Sometimes in our western tradition we have understood mercy in legalistic terms, satisfaction, atonement for sin, Christ taking the punishment for our sin. But the mercy of which this prayer speaks is not about guilt for breaking a rule it is the call of Christ for us to become all that God intended through Christ’s love for us as we are- and through that love metanoia- transformation, the gift of one’s freedom and renewed choice- the choice to return to God and like the returning prodigal to be clothed and raised by the one who watches and waits for all his children. This mercy is when we too come to our senses and remember the one who loves us. This Theosis becomes not judgment but deliverance and return. This mercy is homecoming. It does not negate the pain or the suffering of the cross but it reveals that God’s mercy can never be defeated by the sin of the world. That this love of God is stronger even than death.

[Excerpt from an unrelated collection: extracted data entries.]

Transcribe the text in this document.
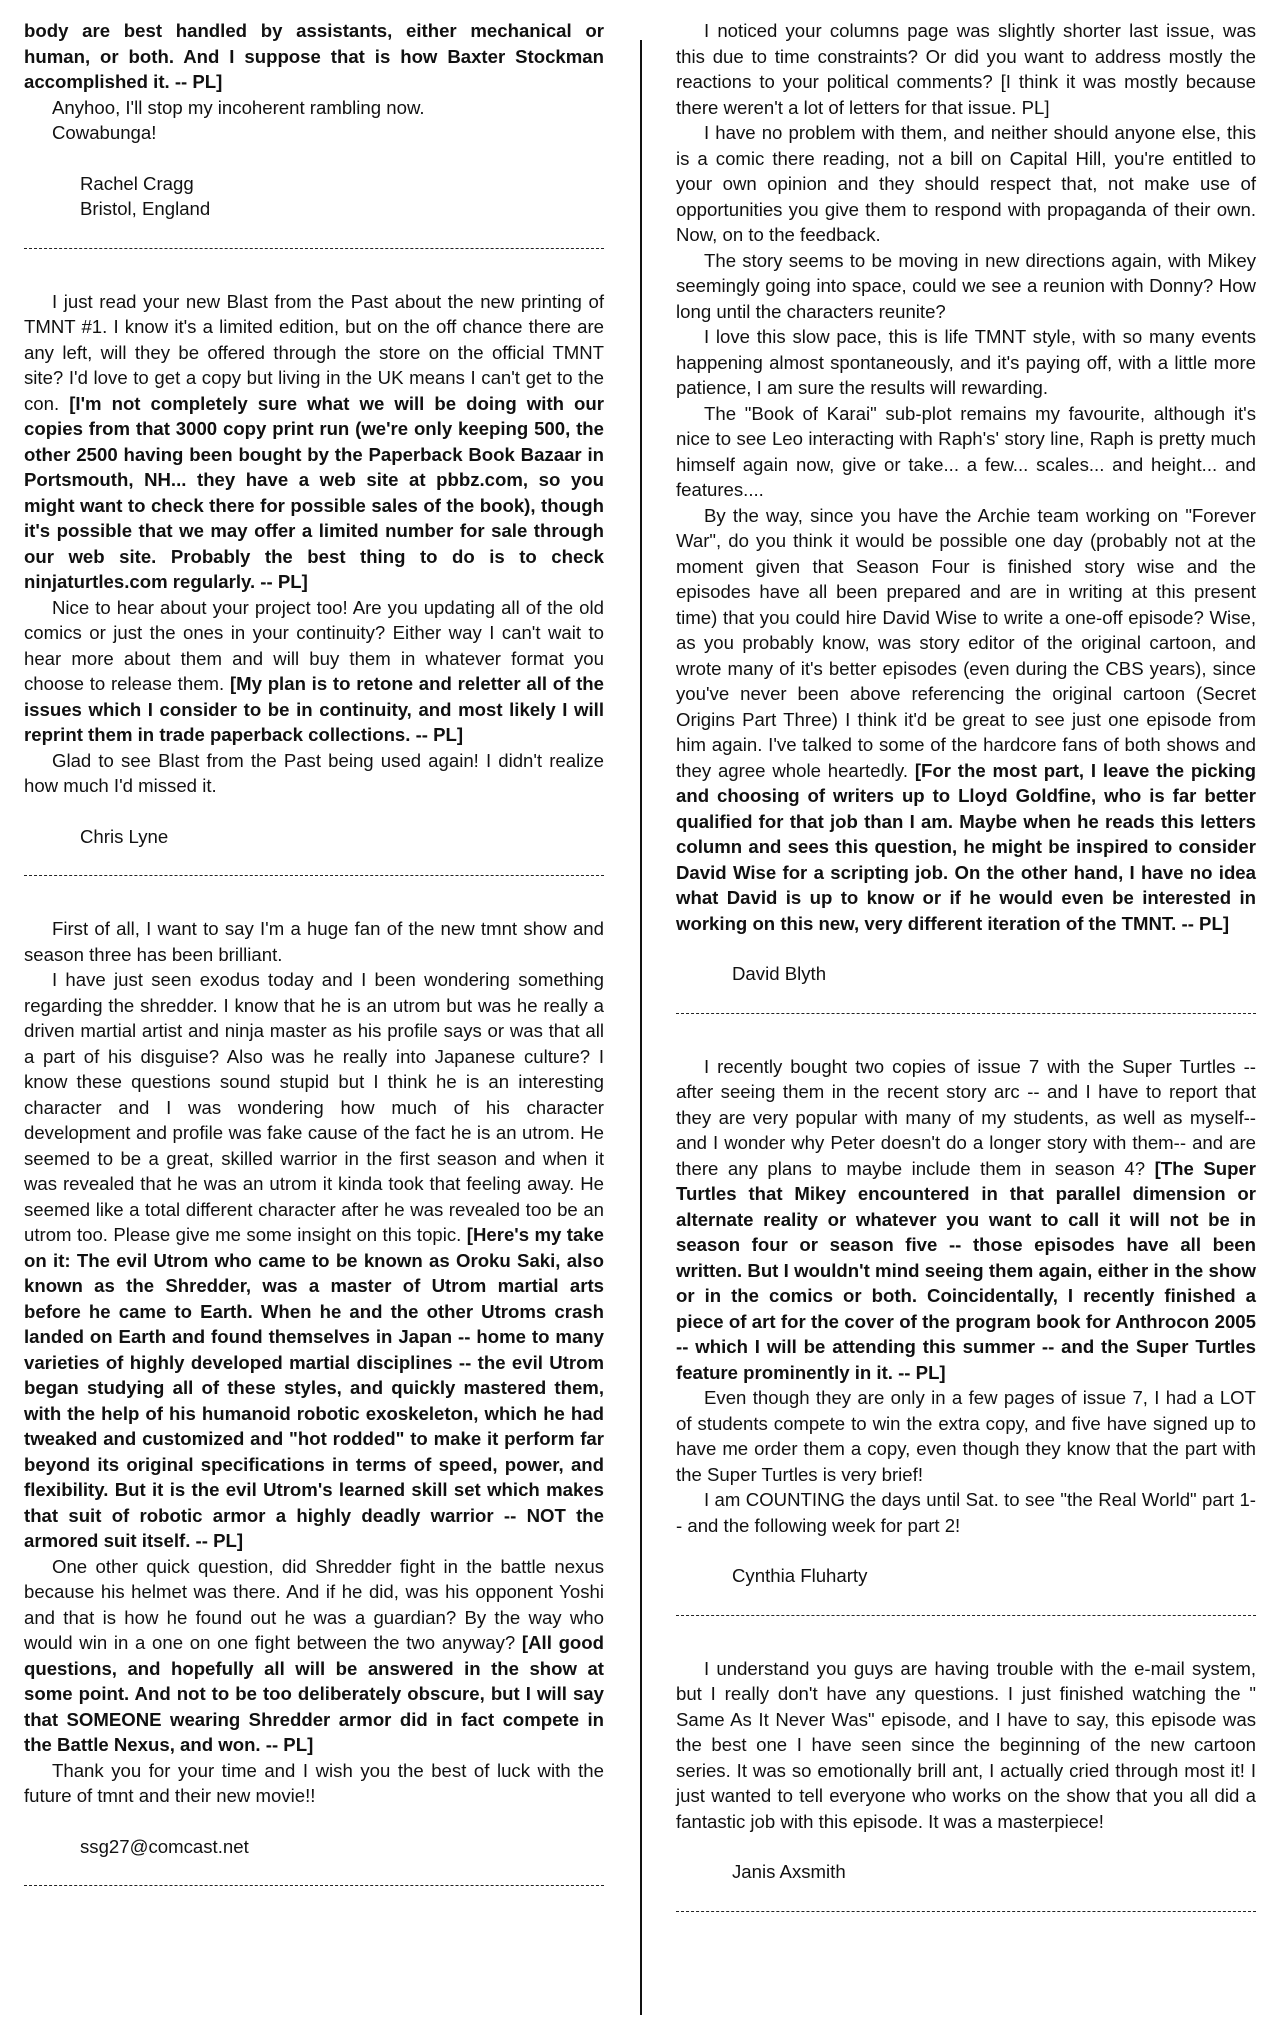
body are best handled by assistants, either mechanical or human, or both. And I suppose that is how Baxter Stockman accomplished it. -- PL]

Anyhoo, I'll stop my incoherent rambling now.

Cowabunga!

Rachel Cragg

Bristol, England

I just read your new Blast from the Past about the new printing of TMNT #1. I know it's a limited edition, but on the off chance there are any left, will they be offered through the store on the official TMNT site? I'd love to get a copy but living in the UK means I can't get to the con. [I'm not completely sure what we will be doing with our copies from that 3000 copy print run (we're only keeping 500, the other 2500 having been bought by the Paperback Book Bazaar in Portsmouth, NH... they have a web site at pbbz.com, so you might want to check there for possible sales of the book), though it's possible that we may offer a limited number for sale through our web site. Probably the best thing to do is to check ninjaturtles.com regularly. -- PL]

Nice to hear about your project too! Are you updating all of the old comics or just the ones in your continuity? Either way I can't wait to hear more about them and will buy them in whatever format you choose to release them. [My plan is to retone and reletter all of the issues which I consider to be in continuity, and most likely I will reprint them in trade paperback collections. -- PL]

Glad to see Blast from the Past being used again! I didn't realize how much I'd missed it.

Chris Lyne

First of all, I want to say I'm a huge fan of the new tmnt show and season three has been brilliant.

I have just seen exodus today and I been wondering something regarding the shredder. I know that he is an utrom but was he really a driven martial artist and ninja master as his profile says or was that all a part of his disguise? Also was he really into Japanese culture? I know these questions sound stupid but I think he is an interesting character and I was wondering how much of his character development and profile was fake cause of the fact he is an utrom. He seemed to be a great, skilled warrior in the first season and when it was revealed that he was an utrom it kinda took that feeling away. He seemed like a total different character after he was revealed too be an utrom too. Please give me some insight on this topic. [Here's my take on it: The evil Utrom who came to be known as Oroku Saki, also known as the Shredder, was a master of Utrom martial arts before he came to Earth. When he and the other Utroms crash landed on Earth and found themselves in Japan -- home to many varieties of highly developed martial disciplines -- the evil Utrom began studying all of these styles, and quickly mastered them, with the help of his humanoid robotic exoskeleton, which he had tweaked and customized and "hot rodded" to make it perform far beyond its original specifications in terms of speed, power, and flexibility. But it is the evil Utrom's learned skill set which makes that suit of robotic armor a highly deadly warrior -- NOT the armored suit itself. -- PL]

One other quick question, did Shredder fight in the battle nexus because his helmet was there. And if he did, was his opponent Yoshi and that is how he found out he was a guardian? By the way who would win in a one on one fight between the two anyway? [All good questions, and hopefully all will be answered in the show at some point. And not to be too deliberately obscure, but I will say that SOMEONE wearing Shredder armor did in fact compete in the Battle Nexus, and won. -- PL]

Thank you for your time and I wish you the best of luck with the future of tmnt and their new movie!!

ssg27@comcast.net

I noticed your columns page was slightly shorter last issue, was this due to time constraints? Or did you want to address mostly the reactions to your political comments? [I think it was mostly because there weren't a lot of letters for that issue. PL]

I have no problem with them, and neither should anyone else, this is a comic there reading, not a bill on Capital Hill, you're entitled to your own opinion and they should respect that, not make use of opportunities you give them to respond with propaganda of their own. Now, on to the feedback.

The story seems to be moving in new directions again, with Mikey seemingly going into space, could we see a reunion with Donny? How long until the characters reunite?

I love this slow pace, this is life TMNT style, with so many events happening almost spontaneously, and it's paying off, with a little more patience, I am sure the results will rewarding.

The "Book of Karai" sub-plot remains my favourite, although it's nice to see Leo interacting with Raph's' story line, Raph is pretty much himself again now, give or take... a few... scales... and height... and features....

By the way, since you have the Archie team working on "Forever War", do you think it would be possible one day (probably not at the moment given that Season Four is finished story wise and the episodes have all been prepared and are in writing at this present time) that you could hire David Wise to write a one-off episode? Wise, as you probably know, was story editor of the original cartoon, and wrote many of it's better episodes (even during the CBS years), since you've never been above referencing the original cartoon (Secret Origins Part Three) I think it'd be great to see just one episode from him again. I've talked to some of the hardcore fans of both shows and they agree whole heartedly. [For the most part, I leave the picking and choosing of writers up to Lloyd Goldfine, who is far better qualified for that job than I am. Maybe when he reads this letters column and sees this question, he might be inspired to consider David Wise for a scripting job. On the other hand, I have no idea what David is up to know or if he would even be interested in working on this new, very different iteration of the TMNT. -- PL]

David Blyth

I recently bought two copies of issue 7 with the Super Turtles -- after seeing them in the recent story arc -- and I have to report that they are very popular with many of my students, as well as myself-- and I wonder why Peter doesn't do a longer story with them-- and are there any plans to maybe include them in season 4? [The Super Turtles that Mikey encountered in that parallel dimension or alternate reality or whatever you want to call it will not be in season four or season five -- those episodes have all been written. But I wouldn't mind seeing them again, either in the show or in the comics or both. Coincidentally, I recently finished a piece of art for the cover of the program book for Anthrocon 2005 -- which I will be attending this summer -- and the Super Turtles feature prominently in it. -- PL]

Even though they are only in a few pages of issue 7, I had a LOT of students compete to win the extra copy, and five have signed up to have me order them a copy, even though they know that the part with the Super Turtles is very brief!

I am COUNTING the days until Sat. to see "the Real World" part 1-- and the following week for part 2!

Cynthia Fluharty

I understand you guys are having trouble with the e-mail system, but I really don't have any questions. I just finished watching the " Same As It Never Was" episode, and I have to say, this episode was the best one I have seen since the beginning of the new cartoon series. It was so emotionally brill ant, I actually cried through most it! I just wanted to tell everyone who works on the show that you all did a fantastic job with this episode. It was a masterpiece!

Janis Axsmith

And what is required of us:
Realising our humility
Repeating our call to Jesus
Again and again and again.

As I write to you the rain has begun. The clouds now blocking out the sun. At first I continue writing under the shelter of an olive tree but the rain is getting harder. I drop off my things in the shelter of the house and come back to the beach to enjoy the rain. Its really pouring down now- huge droplets of rain, and rain water is running off the hills and down gushing rivulets into the sea. The path to the beach has quickly become a stream. Morning 7.00am Meditation is beginning with Angela at St Martin’s. I listen to her opening prayers with rain water running down my neck. How wonderful to be praying together with all of you across the miles. But it’s too wet to sit and pray. Instead I take off my shirt and shoes and plunge into the sea. The sea is warmer than the rain and a haze of steam is rising above the water. And the water is dancing as raindrops hit the surface of the sea and bounce upon the surface in millions of tiny volcanoes of silver splash through which I swim. The horizon disappears into the haze and I hear the crack of thunder and in the distance I see a yacht coming out of the blue grey sailing towards me. What joy to swim in this rain, body warmed by the sea, face showered with pelting freshness. Swimming through heaven’s teardrops of new life for a thirsty land. “Lord Jesus Christ, Son of God, Have mercy on me.” I breath in – “Lord Jesus Christ, Son of God,” I breath out into the sea- “Have mercy on me a sinner.” Back on the land the silence is ending and Angela is singing so beautifully our closing prayer.